- Conference: Western Athletic Conference
- Record: 10–16 (6–8 WAC)
- Head coach: Jim Williams (21st season);
- Home arena: Moby Arena

= 1975–76 Colorado State Rams men's basketball team =

American college basketball season

The 1975–76 Colorado State Rams men's basketball team represented the Colorado State University as a member of the Western Athletic Conference during the 1975–76 men's basketball season. The Rams finished the regular season with a record of 10–16, 6–8.

==Schedule==

| Date time, TV | Rank^{#} | Opponent^{#} | Result | Record | Site city, state |
| November 29* |  | Portland State | W 98–90 | 1–0 | Moby Arena Fort Collins, Colorado |
| December 5* |  | Cal State Hayward | W 99–81 | 2–0 | Moby Arena Fort Collins, Colorado |
| December 6* |  | Denver | W 92–81 | 3–0 | Moby Arena Fort Collins, Colorado |
| December 13* |  | Air Force | L 70–71 | 3–1 | Moby Arena Fort Collins, Colorado |
| December 18* |  | vs. Fresno State | W 73–70 ^{OT} | 4–1 |  |
| December 20* |  | at Utah State | L 81–87 | 4–2 | Dee Glen Smith Spectrum Logan, Utah |
| December 27* |  | vs. Texas Tech | L 55–59 | 4–3 |  |
| December 29* |  | vs.
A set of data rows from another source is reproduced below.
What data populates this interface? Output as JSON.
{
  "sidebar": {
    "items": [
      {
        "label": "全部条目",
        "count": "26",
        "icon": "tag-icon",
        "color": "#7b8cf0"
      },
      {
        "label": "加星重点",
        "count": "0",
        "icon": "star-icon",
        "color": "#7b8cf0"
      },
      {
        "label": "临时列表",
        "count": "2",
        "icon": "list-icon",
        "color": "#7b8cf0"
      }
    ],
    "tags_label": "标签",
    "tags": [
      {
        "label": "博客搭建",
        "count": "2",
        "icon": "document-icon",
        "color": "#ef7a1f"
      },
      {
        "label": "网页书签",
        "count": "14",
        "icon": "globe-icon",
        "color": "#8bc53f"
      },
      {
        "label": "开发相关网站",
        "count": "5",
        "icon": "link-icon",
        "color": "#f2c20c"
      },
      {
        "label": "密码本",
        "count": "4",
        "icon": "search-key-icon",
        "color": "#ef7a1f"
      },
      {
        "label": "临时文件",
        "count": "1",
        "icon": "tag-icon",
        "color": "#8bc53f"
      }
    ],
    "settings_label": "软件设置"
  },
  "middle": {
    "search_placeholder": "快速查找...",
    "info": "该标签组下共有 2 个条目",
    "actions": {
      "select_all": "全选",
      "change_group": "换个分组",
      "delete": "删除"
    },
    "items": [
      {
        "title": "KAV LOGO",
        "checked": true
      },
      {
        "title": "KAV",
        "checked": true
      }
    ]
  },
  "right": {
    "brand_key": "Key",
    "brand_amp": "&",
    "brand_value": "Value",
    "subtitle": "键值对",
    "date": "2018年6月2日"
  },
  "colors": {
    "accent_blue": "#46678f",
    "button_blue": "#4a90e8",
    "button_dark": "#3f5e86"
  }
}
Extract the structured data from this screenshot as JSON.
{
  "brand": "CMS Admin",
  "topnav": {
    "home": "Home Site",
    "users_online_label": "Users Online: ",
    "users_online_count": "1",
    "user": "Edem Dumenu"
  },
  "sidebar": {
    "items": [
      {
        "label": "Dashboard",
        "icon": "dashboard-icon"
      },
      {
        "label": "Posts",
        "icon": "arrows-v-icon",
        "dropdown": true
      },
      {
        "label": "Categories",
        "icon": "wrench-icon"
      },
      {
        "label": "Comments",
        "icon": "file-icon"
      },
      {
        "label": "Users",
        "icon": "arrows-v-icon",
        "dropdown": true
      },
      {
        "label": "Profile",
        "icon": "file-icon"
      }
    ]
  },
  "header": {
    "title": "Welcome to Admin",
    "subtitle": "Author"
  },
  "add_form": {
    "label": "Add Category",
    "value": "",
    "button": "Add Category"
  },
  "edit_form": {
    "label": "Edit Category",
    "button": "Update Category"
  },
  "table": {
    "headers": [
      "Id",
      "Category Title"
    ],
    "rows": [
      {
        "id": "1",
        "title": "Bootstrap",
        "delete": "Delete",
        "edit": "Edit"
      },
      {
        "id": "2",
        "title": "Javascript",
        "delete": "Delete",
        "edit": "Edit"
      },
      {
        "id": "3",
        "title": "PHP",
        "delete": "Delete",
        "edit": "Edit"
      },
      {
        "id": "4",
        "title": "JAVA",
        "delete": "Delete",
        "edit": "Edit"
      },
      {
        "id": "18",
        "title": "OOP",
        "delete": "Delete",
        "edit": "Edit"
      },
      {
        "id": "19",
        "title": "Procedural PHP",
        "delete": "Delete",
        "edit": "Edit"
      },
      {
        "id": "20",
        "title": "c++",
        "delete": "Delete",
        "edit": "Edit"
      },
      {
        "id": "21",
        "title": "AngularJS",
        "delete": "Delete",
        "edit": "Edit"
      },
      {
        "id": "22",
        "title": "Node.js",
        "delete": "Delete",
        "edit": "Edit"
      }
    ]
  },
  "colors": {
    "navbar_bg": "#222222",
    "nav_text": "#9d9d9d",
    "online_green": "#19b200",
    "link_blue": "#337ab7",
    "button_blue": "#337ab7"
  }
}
Oregon | L 66–70 | 4–4 |  |
| December 30* |  | Florida State | L 54–84 | 4–5 | Moby Arena Fort Collins, Colorado |
| January 9 |  | New Mexico | L 71–80 | 4–6 (0–1) | Moby Arena Fort Collins, Colorado |
| January 10 |  | UTEP | W 63–62 | 5–6 (1–1) | Moby Arena Fort Collins, Colorado |
| January 14* |  | Utah State | L 62–72 | 5–7 (1–1) | Moby Arena Fort Collins, Colorado |
| January 16* |  | at Denver | L 70–71 | 5–8 (1–1) | UD Field House Denver, Colorado |
| January 17* |  | at Montana | L 57–69 | 5–9 (1–1) | Adams Center/Dahlberg Arena |
| January 24 |  | at Wyoming | W 51–41 | 6–9 (2–1) | Laramie, Wyoming |
| January 30 |  | at Arizona | L 76–94 | 6–10 (2–2) | Tucson, Arizona |
| January 31 |  | at Arizona State | L 79–98 | 6–11 (2–3) | Temple, Arizona |
| February 6 |  | Utah | L 75–82 | 6–12 (2–4) | Moby Arena Fort Collins, Colorado |
| February 7 |  | BYU | W 93–84 | 7–12 (3–4) | Moby Arena Fort Collins, Colorado |
| February 13 |  | at UTEP | L 64–82 | 7–13 (3–5) | El Paso, Texas |
| February 14 |  | at New Mexico | L 75–84 | 7–14 (3–6) | Albuquerque, NM |
| February 21 |  | Wyoming | W 61–57 | 8–14 (4–6) | Moby Arena Fort Collins, Colorado |
| February 27 |  | Arizona State | W 96–76 | 9–14 (5–6) | Moby Arena Fort Collins, Colorado |
| February 28 |  | Arizona | L 72–78 | 9–15 (5–7) | Moby Arena Fort Collins, Colorado |
| March 5 |  | at BYU | W 85–81 | 10–15 (6–7) | Marriott Center |
| March 6 |  | at Utah | L 77–88 | 10–16 (6–8) | Jon M. Huntsman Center Salt Lake City, Utah |
*Non-conference game. ^{#}Rankings from AP Poll. (#) Tournament seedings in parentheses.